可预测性是创建机器可操作数据的核心要求之一。数据的可预测性越好,作用于数据的服务就越通用。服务越通用,我们就越容易交换想法,在计划上进行合作,并利用机器来完成工作。它对于实现FAIR原则(可查找、可访问、可互操作、可复制)至关重要,因为它为互操作性提供了“I”(Jacobsen et al. 2020)。FAIR原则强调机器的可操作性,因为生成的数据量太大,人类无法处理。虽然生物多样性信息标准(TDWG)标准极大地改善了生物多样性数据的标准化,但仍有改进的空间。在分布式科学收集系统(DiSSCo)中,我们的目标是将来自欧洲标本收集的所有科学数据(包括地质标本)统一到一个单一的数据规范中。我们称这种数据规范为开放数字样本(openes)。它建立在现有的和正在发展的生物多样性信息标准之上,如达尔文核心(DwC)、最小信息数字标本(MIDS)、拉蒂默核心(Latimer Core)、生物收集数据获取(ABCD)模式、地球科学扩展(EFG)以及新的全球生物多样性信息设施(GBIF)统一模型。在openDS中,我们利用了TDWG社区中的现有标准,但将这些标准与更严格的约束和受控词汇表结合起来,目的是提高数据的公平性。这不仅将使数据更容易使用,而且还将提高其质量和机器可操作性。作为实现这一目标的第一步,术语的协调,我们确保相似的值在标准中使用相同的术语作为关键。这使我们能够协调价值观的下一步。我们可以将自由文本值转换为标准化或受控词汇表。例如:我们的目标是将这些名称标准化为J. Doe,而不是使用J. Doe, John Doe和J. Doe sr.来表示收集器,并使用一个个人标识符将该名称与收集器的更多信息联系起来。诸如DwC之类的生物多样性信息标准的制定是为了降低数据共享的门槛。包含最小限制和灵活性的缺点是,它们为歧义提供了空间,导致多种解释方式。这限制了互操作性并阻碍了机器的可操作性。在DiSSCo中,数据将来自使用不同生物多样性信息标准的不同来源。为了解决这个问题,我们需要协调这些标准之间的术语。使事情进一步复杂化的是,数据交换使用了不同的序列化方法。达尔文核心档案(DwC-A;GBIF 2021)使用逗号分隔值(CSV)文件。通过生物收集访问服务(BioCASe)公开的ABCD(EFG)使用XML。

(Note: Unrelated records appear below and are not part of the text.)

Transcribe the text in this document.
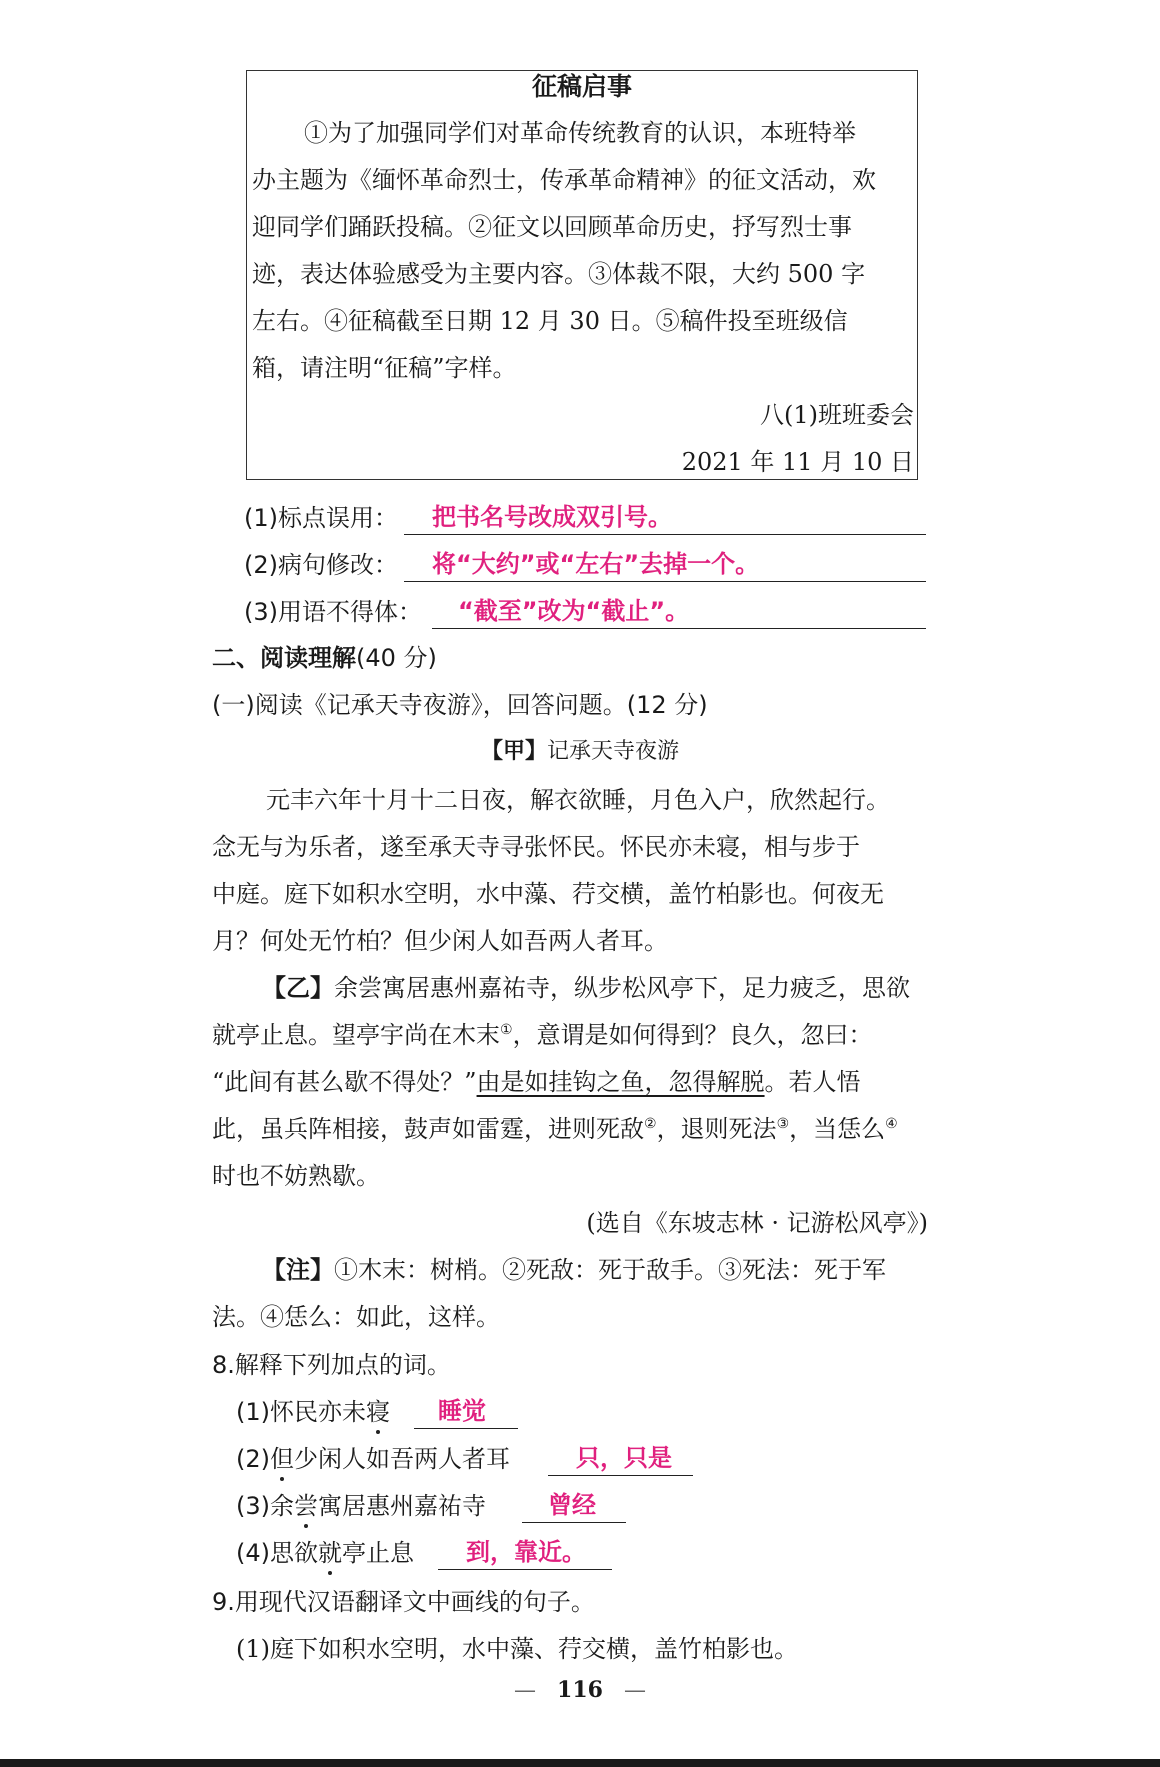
征稿启事
①为了加强同学们对革命传统教育的认识，本班特举
办主题为《缅怀革命烈士，传承革命精神》的征文活动，欢
迎同学们踊跃投稿。②征文以回顾革命历史，抒写烈士事
迹，表达体验感受为主要内容。③体裁不限，大约 500 字
左右。④征稿截至日期 12 月 30 日。⑤稿件投至班级信
箱，请注明“征稿”字样。
八(1)班班委会
2021 年 11 月 10 日
(1)标点误用： 把书名号改成双引号。
(2)病句修改： 将“大约”或“左右”去掉一个。
(3)用语不得体： “截至”改为“截止”。
二、阅读理解(40 分)
(一)阅读《记承天寺夜游》，回答问题。(12 分)
【甲】记承天寺夜游
元丰六年十月十二日夜，解衣欲睡，月色入户，欣然起行。
念无与为乐者，遂至承天寺寻张怀民。怀民亦未寝，相与步于
中庭。庭下如积水空明，水中藻、荇交横，盖竹柏影也。何夜无
月？何处无竹柏？但少闲人如吾两人者耳。
【乙】余尝寓居惠州嘉祐寺，纵步松风亭下，足力疲乏，思欲
就亭止息。望亭宇尚在木末①，意谓是如何得到？良久，忽曰：
“此间有甚么歇不得处？”由是如挂钩之鱼，忽得解脱。若人悟
此，虽兵阵相接，鼓声如雷霆，进则死敌②，退则死法③，当恁么④
时也不妨熟歇。
(选自《东坡志林 · 记游松风亭》)
【注】①木末：树梢。②死敌：死于敌手。③死法：死于军
法。④恁么：如此，这样。
8.解释下列加点的词。
(1)怀民亦未寝 睡觉
(2)但少闲人如吾两人者耳	只，只是
(3)余尝寓居惠州嘉祐寺	曾经
(4)思欲就亭止息 到，靠近。
9.用现代汉语翻译文中画线的句子。
(1)庭下如积水空明，水中藻、荇交横，盖竹柏影也。
— 116 —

大多数自定义格式使用JavaScript对象表示法(JSON)。在这个简短的演讲中,我们将深入探讨disco在协调过程中的技术实现。DiSSCo目前支持两个生物多样性信息标准,DwC和ABCD(EFG),并在逐个记录的基础上将数据映射到我们的openDS规范。我们将重点介绍一些更有问题的映射,但也展示了一个协调的模型如何大规模简化一般的动作,如MIDS水平的计算,它提供了关于标本数字化完整性的信息。最后,我们将快速浏览一下接下来的步骤,并希望开始讨论受控词汇表。高质量、标准化数据的开发基于严格的规范,具有受控的词汇,植根于社区接受的标准,可以对生物多样性研究产生巨大影响,并且是在计算支持下扩大研究规模的重要一步。